First, the function predict() that you are using is the method predict.glm().首先,您使用的 function predict() 是方法 predict.glm()。 If you look at its help file, it does not even have arguments 'interval' or 'level'.
如果您查看它的帮助文件,它甚至没有 arguments 'interval' 或 'level'。 It doesn't flag them as erroneous because predict.glm() has the (in)famous... argument, that absorbs all 'extra' arguments.
它不会将它们标记为错误,因为 predict.glm() 具有(in)着名的...参数,它吸收了所有“额外的”arguments。 You can write confidence=34.2 and interval="woohoo" and it still gives the same answer.
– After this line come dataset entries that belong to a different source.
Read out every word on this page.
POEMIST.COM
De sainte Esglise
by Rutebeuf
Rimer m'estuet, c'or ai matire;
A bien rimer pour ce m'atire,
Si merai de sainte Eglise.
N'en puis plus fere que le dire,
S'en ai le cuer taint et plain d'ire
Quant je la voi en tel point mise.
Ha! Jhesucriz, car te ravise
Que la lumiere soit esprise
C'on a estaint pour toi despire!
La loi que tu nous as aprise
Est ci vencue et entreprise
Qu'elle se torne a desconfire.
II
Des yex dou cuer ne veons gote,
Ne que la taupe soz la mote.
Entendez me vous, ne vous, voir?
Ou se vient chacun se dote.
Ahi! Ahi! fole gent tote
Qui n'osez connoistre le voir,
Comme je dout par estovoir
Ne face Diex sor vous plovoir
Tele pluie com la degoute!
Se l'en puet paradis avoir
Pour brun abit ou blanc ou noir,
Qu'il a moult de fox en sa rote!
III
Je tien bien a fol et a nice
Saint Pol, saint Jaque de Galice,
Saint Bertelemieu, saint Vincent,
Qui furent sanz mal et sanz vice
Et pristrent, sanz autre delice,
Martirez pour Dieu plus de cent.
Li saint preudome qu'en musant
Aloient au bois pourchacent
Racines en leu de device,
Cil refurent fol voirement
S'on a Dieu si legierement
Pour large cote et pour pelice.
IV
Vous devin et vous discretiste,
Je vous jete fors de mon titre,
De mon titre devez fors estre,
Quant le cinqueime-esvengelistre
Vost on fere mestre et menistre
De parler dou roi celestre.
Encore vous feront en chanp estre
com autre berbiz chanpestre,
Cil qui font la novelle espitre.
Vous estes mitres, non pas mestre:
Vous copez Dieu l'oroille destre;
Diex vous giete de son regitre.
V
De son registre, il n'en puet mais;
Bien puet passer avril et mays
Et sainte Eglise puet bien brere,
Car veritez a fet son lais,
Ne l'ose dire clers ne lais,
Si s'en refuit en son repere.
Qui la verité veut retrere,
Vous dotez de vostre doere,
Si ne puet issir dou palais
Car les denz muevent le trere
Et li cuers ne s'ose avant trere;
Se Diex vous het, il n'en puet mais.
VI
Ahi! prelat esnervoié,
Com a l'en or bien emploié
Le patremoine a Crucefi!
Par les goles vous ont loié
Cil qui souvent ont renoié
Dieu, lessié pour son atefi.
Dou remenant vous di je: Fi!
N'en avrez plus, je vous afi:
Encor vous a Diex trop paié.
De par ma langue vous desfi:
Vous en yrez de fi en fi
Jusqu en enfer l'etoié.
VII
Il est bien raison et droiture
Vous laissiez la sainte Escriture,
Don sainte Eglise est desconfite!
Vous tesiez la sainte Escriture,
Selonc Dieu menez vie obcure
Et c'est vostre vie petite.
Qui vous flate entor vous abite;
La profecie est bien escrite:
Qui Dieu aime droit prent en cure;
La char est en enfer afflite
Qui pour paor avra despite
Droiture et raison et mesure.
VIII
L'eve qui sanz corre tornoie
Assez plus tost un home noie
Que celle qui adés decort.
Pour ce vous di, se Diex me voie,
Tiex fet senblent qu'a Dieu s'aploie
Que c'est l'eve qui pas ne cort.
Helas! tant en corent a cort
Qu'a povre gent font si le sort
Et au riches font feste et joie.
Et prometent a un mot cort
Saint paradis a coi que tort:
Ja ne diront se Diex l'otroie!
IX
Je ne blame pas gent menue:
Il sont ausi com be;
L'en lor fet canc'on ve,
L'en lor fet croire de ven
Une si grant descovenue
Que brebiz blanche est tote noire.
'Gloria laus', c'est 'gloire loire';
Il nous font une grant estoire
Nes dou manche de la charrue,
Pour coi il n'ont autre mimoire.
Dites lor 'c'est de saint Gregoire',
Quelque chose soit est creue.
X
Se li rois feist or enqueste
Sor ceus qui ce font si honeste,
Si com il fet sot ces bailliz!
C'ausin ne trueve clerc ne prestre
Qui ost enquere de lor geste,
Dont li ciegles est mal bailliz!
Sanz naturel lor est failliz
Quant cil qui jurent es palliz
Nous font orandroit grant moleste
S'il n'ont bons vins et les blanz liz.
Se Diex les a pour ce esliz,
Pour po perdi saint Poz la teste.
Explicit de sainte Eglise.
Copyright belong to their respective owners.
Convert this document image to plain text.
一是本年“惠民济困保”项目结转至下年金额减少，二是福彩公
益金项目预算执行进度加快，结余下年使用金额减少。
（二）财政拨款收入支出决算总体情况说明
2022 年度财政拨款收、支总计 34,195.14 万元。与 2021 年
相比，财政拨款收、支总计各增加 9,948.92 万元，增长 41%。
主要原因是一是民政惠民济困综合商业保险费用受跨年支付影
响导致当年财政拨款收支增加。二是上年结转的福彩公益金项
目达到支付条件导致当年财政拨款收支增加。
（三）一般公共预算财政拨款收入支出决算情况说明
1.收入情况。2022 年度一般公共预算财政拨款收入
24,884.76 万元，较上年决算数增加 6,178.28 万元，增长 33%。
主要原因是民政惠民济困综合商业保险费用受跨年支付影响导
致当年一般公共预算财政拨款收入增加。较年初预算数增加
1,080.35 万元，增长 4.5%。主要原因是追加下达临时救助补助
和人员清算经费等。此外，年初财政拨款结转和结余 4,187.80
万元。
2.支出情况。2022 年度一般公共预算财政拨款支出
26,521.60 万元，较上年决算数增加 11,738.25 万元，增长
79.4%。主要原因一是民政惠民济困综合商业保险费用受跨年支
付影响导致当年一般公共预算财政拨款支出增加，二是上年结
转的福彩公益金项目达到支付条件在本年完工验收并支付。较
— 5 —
你可以写 confidence=34.2 和 interval="woohoo" ,它仍然给出相同的答案。 It only produces the estimate and the standard error.
它只产生估计值和标准误差。
Second, one COULD then take the fit +/- 2*se to get an approximate 95 percent confidence interval.其次,然后可以采用 +/- 2*se 的拟合来获得大约 95% 的置信区间。 However, without getting into the weeds of confidence intervals, pivotal statistics, non-normality in the response scale, etc., this doesn't give very satisfying intervals because, for instance, they often include impossible negative values.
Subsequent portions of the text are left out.